Regulators Hope For Libor Pacts (WSJ)
Regulators investigating alleged interest-rate manipulation are hoping to reach settlements with at least three major financial institutions by the end of summer, according to a person familiar with the probes. It isn't clear if the companies will go along with any proposed settlements, and previous agreements with banks were delayed before being completed. So far, regulators have settled rate-rigging charges with Barclays, RBS, and UBS collecting about $2.5 billion in penalties. All three banks admitted that employees sought to rig rates.

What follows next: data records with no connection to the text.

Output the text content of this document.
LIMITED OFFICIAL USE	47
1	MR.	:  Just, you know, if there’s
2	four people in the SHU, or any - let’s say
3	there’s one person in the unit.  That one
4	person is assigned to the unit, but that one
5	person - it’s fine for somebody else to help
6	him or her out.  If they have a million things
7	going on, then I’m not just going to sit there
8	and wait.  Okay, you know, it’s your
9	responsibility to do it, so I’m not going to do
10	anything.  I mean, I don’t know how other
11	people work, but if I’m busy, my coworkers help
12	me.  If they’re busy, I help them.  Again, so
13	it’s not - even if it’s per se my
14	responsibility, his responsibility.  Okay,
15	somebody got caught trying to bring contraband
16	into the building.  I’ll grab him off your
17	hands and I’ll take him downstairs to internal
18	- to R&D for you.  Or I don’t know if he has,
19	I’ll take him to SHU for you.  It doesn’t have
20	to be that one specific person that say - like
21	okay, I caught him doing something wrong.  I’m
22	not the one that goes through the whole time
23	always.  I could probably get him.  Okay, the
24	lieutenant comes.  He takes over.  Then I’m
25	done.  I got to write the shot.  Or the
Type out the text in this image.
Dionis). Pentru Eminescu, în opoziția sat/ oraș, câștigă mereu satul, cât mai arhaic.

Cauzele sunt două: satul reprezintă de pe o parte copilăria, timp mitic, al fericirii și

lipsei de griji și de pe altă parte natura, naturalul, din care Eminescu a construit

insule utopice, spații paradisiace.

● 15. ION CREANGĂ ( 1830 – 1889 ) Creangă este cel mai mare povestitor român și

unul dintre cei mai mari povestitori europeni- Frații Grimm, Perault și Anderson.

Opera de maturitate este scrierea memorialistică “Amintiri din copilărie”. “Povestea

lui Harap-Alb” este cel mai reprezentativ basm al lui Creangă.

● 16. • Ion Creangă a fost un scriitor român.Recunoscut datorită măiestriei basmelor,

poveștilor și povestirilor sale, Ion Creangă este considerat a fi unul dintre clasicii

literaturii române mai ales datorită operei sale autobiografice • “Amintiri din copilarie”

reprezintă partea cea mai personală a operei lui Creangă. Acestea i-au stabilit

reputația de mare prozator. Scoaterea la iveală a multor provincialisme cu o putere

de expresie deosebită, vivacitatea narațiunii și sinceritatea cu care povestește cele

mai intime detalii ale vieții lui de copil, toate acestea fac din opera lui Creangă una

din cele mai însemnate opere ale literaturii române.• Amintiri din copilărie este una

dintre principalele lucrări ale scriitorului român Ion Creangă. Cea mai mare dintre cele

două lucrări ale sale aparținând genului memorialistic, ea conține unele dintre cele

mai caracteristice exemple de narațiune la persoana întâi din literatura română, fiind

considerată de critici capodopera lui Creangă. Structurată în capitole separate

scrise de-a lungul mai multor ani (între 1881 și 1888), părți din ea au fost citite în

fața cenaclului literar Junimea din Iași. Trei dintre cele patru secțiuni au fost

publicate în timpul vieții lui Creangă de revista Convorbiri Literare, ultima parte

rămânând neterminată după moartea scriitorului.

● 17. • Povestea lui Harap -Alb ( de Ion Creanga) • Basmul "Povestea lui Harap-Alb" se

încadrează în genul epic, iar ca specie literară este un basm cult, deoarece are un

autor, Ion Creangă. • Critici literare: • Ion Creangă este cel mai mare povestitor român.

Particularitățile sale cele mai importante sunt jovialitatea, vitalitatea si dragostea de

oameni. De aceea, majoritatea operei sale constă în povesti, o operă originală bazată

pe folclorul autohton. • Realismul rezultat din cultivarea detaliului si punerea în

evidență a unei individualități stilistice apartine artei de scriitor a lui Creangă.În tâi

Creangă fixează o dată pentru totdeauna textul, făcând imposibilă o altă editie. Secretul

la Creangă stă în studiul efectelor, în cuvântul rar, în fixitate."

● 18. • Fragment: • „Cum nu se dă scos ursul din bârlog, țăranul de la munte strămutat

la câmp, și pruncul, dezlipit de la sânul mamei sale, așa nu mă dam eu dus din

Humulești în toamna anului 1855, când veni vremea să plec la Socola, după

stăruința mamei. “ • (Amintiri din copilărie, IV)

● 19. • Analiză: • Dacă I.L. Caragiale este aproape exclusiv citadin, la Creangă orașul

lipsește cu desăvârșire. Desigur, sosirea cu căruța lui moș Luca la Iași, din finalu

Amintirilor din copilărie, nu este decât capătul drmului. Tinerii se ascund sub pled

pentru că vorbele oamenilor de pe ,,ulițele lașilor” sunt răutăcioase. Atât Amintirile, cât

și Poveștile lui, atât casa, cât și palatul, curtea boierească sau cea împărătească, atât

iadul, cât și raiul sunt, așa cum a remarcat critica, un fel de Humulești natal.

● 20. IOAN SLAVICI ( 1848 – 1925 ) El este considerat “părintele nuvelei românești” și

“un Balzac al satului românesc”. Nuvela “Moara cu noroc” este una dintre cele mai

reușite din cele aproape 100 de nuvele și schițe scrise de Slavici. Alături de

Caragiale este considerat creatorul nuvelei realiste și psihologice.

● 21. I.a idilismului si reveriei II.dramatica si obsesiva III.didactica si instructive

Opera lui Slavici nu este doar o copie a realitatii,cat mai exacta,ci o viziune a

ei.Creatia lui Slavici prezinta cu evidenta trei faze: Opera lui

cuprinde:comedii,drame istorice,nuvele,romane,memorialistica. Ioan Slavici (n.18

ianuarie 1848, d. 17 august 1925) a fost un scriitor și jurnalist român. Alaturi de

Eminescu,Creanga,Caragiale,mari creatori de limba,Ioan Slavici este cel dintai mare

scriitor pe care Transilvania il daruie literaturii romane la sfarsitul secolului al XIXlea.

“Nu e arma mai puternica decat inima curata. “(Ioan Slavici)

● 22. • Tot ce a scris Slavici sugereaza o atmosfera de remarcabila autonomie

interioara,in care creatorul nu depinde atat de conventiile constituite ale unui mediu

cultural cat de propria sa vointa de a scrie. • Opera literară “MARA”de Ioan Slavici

Barclays to Unveil Numbers Earning 1 Million (FT)
Barclays is set to reveal the number of staff who earned above 1 million pounds ($1.5 million) last year, in a push for transparency that could turn the bank into a trailblazer for the sector. In its annual report next week, the British retail and investment bank will for the first time give an outline of the various pay brackets among its 140,000 staff, people close to the situation said. Analysts estimate that between 600 and 700 employees – mostly in the investment bank – will be revealed as having taken home more than 1 million pounds last year.

JPMorgan To Cut 17,000 Jobs (WSJ)
The move announced Tuesday by the New York company, the nation's most profitable bank in 2012 and the biggest U.S. lender by assets, will reduce its staff by 6.5% in one of the most aggressive reductions to date amid widespread financial-industry cutbacks.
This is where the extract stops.